That is, even in a network configuration in which a plurality of slaves 21 (1 to 3) are connected to the bus 3 in multiple stages, current fluctuations on the bus 3 that occur when each slave 21 transmits a signal to the master 2 are upstream of the slaves 21. The signal data is sequentially transmitted to the master 2 via the upstream slave 21. Therefore, there is no transmission data collision in the bus 3. Further, since the S / N ratio is improved, the maximum value of the signal current amplitude can be set small, and the power consumption can be reduced. Therefore, the master 2 can accurately receive the data transmitted by each slave 21 without being affected by fluctuations in current on the bus 3 due to the current dynamically consumed by each slave 21 except for communication processing.
Further, when the control circuit 22 receives the synchronization signal transmitted from the master 2 via the bus 3, the control circuit 22 transmits the data stored in the transmission buffer 4 via the transmission circuit 5, so that the master 2 takes the lead. Compatible with synchronous communication.

(Third embodiment)
As shown in FIG. 7, the third embodiment shows a case where the master 2 does not transmit a synchronization signal and each slave 21 (1-3) communicates asynchronously. In case (A) in the figure, transmission starts in the order of slave 21 (1), slave 21 (3), and slave 21 (2). When the slave 21 (1) receives the Slave 2 data while transmitting the Slave 1 data to the master 2, the slave 21 (1) writes the Slave 2 data in the transmission buffer 4. Then, after the transmission of Slave1 data is completed, transmission of Slave2 data to the master 2 is started.

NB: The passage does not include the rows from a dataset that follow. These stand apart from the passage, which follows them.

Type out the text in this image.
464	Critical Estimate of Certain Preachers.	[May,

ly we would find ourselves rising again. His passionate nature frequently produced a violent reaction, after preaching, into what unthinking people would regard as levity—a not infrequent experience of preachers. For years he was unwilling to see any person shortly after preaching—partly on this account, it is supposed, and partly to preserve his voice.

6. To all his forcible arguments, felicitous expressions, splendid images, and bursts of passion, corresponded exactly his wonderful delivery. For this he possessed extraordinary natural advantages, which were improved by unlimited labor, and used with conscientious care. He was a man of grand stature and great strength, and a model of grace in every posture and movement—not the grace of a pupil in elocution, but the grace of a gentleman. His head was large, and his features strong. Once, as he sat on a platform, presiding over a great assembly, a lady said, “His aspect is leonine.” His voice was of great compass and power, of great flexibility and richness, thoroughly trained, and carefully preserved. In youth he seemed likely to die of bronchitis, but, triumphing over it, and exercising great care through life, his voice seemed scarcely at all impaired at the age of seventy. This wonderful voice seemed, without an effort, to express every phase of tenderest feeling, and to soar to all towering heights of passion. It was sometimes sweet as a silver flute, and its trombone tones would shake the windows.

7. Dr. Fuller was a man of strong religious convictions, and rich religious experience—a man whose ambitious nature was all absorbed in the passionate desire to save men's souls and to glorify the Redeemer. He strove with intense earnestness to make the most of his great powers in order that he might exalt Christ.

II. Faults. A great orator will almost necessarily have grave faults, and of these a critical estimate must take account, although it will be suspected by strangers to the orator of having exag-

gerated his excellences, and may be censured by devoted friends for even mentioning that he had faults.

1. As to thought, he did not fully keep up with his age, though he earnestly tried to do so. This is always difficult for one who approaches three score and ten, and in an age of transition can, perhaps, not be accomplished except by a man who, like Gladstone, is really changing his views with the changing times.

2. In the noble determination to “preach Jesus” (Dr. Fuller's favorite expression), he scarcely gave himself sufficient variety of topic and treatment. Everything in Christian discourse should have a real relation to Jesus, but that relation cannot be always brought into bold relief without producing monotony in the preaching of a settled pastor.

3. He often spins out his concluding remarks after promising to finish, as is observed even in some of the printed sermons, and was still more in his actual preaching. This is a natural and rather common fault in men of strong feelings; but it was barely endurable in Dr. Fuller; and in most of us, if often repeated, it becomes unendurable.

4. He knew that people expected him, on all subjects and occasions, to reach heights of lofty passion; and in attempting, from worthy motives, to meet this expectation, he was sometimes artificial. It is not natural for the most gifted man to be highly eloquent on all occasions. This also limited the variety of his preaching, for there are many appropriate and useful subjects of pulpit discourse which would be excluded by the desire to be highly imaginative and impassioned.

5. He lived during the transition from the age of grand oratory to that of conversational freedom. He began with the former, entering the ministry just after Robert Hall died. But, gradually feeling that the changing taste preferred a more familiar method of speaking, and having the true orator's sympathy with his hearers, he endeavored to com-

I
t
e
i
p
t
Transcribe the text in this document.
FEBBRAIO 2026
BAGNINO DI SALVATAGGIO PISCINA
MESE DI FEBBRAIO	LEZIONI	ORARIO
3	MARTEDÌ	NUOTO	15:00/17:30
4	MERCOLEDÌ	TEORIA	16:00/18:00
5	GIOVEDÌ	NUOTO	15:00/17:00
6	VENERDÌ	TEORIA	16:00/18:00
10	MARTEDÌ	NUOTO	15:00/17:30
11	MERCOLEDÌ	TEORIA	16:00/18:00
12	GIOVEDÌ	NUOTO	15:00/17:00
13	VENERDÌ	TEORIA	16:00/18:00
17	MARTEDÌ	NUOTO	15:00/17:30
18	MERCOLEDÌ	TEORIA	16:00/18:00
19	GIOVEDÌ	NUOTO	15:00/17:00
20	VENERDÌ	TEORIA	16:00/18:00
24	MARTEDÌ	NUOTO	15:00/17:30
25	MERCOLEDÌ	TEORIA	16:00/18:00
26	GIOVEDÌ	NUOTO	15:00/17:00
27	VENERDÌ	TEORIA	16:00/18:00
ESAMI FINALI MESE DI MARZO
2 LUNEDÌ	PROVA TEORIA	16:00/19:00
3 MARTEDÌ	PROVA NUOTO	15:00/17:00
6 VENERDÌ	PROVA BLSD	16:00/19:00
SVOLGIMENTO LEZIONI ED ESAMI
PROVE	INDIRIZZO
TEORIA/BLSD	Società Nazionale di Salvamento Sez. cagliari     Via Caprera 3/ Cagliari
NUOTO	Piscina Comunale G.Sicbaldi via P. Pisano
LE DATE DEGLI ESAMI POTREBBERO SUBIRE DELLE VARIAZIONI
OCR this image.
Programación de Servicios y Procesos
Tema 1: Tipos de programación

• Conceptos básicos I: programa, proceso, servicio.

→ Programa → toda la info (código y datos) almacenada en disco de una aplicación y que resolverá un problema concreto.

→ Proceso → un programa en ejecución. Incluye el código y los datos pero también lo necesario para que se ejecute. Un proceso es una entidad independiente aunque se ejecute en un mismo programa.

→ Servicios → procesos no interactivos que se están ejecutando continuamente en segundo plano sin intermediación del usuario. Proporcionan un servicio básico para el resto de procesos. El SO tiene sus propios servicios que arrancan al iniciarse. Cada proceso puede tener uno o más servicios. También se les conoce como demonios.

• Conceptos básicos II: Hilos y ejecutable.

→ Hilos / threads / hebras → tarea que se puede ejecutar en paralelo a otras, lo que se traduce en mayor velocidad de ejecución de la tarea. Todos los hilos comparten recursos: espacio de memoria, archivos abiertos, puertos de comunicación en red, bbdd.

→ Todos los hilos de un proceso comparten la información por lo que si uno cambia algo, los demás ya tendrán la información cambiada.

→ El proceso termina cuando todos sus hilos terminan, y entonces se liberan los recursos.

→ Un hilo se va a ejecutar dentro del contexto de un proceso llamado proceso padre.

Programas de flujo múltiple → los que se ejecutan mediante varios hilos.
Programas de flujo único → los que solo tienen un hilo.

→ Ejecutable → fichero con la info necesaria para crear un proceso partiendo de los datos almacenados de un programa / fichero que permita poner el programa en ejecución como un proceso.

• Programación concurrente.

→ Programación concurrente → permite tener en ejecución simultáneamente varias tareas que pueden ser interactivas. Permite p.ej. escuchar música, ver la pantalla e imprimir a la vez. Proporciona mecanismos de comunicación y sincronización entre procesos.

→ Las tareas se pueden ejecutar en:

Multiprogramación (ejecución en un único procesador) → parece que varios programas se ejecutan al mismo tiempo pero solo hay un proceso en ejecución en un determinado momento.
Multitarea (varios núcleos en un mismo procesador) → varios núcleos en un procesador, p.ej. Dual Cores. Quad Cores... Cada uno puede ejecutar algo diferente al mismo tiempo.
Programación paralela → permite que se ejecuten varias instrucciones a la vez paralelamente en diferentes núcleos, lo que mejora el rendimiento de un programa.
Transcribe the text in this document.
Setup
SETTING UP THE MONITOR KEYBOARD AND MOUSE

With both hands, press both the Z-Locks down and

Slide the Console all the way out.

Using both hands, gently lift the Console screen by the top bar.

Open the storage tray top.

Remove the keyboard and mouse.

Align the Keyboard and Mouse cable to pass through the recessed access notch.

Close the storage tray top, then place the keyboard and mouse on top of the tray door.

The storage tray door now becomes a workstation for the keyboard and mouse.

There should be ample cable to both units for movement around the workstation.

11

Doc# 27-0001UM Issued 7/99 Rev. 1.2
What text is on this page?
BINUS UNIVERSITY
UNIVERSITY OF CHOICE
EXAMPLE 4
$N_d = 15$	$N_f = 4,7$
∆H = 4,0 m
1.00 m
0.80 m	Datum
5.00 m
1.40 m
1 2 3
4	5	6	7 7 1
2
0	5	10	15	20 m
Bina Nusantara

  In addition, since the slave 21 (2) receives the Slave3 data before starting transmission of the Slave2 data, the slave 21 (2) writes the Slave3 data in the transmission buffer 4. When Slave2 data to be transmitted is generated during the writing, the transmission of Slave2 data is started, and when the transmission is completed, the transmission of Slave3 data is started. When the slaves 21 (1 to 3) start transmission at the same time as in the case (B), the transmission pattern is the same as that in FIG. 6 of the second embodiment.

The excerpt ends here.